Tide tails often form when the outer layers of galaxies are removed as they merge. These tails in distant galaxies are generally too dark for astronomers on Earth to see, although they have been detected in hundreds of galaxies. The researchers spotted this one as it began to expand into space. This is where all the gas escapes.

galaxies collision collision tide tail mouse galaxy
The Hubble Space Telescope captured a galaxy collision known as “The Mice” because of the long tails of stars and gas emanating from each galaxy. NASA, H. Fort (JHU), G. Illingworth (USCS / LO), M. Clampin (STScI), G. Hartig (STScI), ACS Science Team and ESA

The discovery suggests that major collisions can let galaxies leak vital gases into space, a process that ends up starving them and stopping star formation, killing them.

“This is the first time that we have observed a typical massive star-forming galaxy in the distant universe on the verge of ‘dying’ due to a massive ejection of cold gas,” Annagrazia Puglisi, lead author of the ‘study and researcher at Durham University in England, said in a press release.

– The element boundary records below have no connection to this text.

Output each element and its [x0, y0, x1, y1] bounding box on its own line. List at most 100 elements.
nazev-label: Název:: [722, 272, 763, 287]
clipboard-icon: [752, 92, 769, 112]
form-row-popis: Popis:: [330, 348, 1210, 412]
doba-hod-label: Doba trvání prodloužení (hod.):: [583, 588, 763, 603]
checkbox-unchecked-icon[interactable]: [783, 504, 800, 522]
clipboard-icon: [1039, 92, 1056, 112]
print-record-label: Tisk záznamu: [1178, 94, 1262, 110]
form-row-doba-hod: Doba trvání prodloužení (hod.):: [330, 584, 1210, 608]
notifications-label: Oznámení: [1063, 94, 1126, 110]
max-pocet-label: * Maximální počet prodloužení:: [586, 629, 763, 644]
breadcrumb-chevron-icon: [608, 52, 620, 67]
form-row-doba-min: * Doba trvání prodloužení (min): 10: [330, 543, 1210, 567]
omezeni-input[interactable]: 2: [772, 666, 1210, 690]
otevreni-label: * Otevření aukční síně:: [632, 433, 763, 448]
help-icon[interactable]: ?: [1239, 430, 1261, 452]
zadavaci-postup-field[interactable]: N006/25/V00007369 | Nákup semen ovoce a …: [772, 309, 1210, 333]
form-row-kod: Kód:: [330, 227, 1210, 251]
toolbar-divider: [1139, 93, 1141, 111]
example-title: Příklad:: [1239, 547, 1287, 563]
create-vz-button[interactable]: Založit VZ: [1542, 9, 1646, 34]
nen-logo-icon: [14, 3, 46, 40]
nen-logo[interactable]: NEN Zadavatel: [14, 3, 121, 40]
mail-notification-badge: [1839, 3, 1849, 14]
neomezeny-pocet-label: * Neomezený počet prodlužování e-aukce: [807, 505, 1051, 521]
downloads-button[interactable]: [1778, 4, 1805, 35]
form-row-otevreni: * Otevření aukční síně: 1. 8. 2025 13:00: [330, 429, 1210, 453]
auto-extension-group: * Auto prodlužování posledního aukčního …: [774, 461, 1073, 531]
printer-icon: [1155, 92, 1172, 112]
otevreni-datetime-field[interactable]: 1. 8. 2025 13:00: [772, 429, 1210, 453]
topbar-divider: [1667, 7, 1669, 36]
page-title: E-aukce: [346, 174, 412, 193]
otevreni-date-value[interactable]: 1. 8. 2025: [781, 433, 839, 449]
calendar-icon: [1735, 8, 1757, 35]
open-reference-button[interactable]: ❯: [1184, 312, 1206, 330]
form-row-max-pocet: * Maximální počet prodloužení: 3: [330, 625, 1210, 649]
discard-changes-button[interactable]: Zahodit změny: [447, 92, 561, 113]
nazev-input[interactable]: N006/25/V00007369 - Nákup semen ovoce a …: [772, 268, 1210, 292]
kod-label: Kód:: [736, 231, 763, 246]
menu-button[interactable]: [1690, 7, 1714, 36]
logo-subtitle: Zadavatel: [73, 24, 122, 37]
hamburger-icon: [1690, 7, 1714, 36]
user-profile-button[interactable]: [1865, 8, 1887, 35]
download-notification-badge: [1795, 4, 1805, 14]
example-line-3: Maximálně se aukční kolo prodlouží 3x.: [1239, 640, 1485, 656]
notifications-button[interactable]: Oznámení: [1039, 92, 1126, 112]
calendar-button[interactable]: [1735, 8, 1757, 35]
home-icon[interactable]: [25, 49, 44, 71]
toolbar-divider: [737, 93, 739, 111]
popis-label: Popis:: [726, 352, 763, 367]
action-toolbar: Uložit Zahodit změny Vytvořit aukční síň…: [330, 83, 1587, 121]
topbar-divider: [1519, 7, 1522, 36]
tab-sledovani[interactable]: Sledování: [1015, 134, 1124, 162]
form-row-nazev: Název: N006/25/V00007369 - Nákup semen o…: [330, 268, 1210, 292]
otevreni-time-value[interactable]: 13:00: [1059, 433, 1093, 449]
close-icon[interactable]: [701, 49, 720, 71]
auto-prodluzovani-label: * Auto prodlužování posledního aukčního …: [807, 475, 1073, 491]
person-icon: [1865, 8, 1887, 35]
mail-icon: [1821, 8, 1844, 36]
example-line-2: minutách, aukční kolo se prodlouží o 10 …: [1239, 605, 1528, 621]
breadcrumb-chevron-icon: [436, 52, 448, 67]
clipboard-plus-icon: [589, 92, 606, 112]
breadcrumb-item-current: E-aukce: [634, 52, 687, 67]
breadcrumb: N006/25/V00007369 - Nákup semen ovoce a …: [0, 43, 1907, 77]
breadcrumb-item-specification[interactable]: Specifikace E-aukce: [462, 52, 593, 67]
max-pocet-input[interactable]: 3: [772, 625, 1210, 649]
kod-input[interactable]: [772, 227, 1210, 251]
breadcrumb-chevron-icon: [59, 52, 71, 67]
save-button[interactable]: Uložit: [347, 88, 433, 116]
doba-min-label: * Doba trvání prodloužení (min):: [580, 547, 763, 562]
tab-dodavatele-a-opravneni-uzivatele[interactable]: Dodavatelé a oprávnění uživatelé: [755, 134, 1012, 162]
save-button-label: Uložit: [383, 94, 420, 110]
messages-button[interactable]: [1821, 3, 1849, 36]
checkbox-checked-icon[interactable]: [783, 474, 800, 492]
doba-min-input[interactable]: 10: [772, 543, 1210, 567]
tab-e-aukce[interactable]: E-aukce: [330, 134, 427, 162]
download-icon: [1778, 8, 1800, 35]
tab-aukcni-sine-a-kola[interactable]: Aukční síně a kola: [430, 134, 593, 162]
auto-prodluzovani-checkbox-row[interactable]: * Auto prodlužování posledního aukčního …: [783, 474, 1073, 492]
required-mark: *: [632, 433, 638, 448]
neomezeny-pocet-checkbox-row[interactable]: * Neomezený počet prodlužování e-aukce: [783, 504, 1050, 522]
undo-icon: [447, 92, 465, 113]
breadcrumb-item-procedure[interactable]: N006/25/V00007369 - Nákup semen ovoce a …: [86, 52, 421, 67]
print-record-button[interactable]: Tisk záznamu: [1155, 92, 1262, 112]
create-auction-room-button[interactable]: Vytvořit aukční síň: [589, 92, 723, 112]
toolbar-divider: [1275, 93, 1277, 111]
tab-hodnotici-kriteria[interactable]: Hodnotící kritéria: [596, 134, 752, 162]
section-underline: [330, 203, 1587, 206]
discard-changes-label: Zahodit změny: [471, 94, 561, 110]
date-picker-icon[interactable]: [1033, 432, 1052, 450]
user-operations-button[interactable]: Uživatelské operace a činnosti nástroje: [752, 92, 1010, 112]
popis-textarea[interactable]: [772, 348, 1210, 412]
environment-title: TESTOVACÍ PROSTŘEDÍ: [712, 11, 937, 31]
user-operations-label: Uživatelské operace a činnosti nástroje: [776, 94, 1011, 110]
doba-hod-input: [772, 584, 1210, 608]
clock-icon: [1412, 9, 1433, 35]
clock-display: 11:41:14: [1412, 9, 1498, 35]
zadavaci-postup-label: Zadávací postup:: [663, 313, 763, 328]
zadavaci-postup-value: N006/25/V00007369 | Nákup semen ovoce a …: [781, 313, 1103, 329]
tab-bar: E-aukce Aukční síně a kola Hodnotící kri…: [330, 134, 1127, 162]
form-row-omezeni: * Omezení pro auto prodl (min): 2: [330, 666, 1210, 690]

More than one way to “ die ”

As stars form, they produce winds. Scientists believe that there is a black hole at the center of every massive galaxy, which also produces wind by devouring material that falls in its gravitational pull. Astronomers believe that these star and black hole winds carry star-forming material into deep space, ultimately causing the death of galaxies.

But the discovery of ID2299’s gas-leaking tail reveals a new path to galactic death.

“Our study suggests that gas ejections can be produced by fusions, and that winds and tidal tails can look very similar,” said Emanuele Daddi, study co-author and astrophysicist at the Center for Nuclear Research de Saclay in France, in the Liberation. “This could lead us to rethink our understanding of how galaxies ‘die’.”

The discovery could also offer clues to the direction our own galaxy is heading. The Milky Way sends puffs of its own cold gas into a vacuum, and it is also on its way to colliding with the Andromeda galaxy in about 4 billion years.

“Witnessing such a massive disturbing event adds an important piece to the complex puzzle of galaxy evolution,” said Chiara Circosta, study co-author and researcher at University College London , in the press release.

Researchers stumbled upon this doomed galaxy while studying cold gas in 100 distant galaxies, using the Atacama Large Millimeter / Submillimeter Array (ALMA) in the Chilean desert.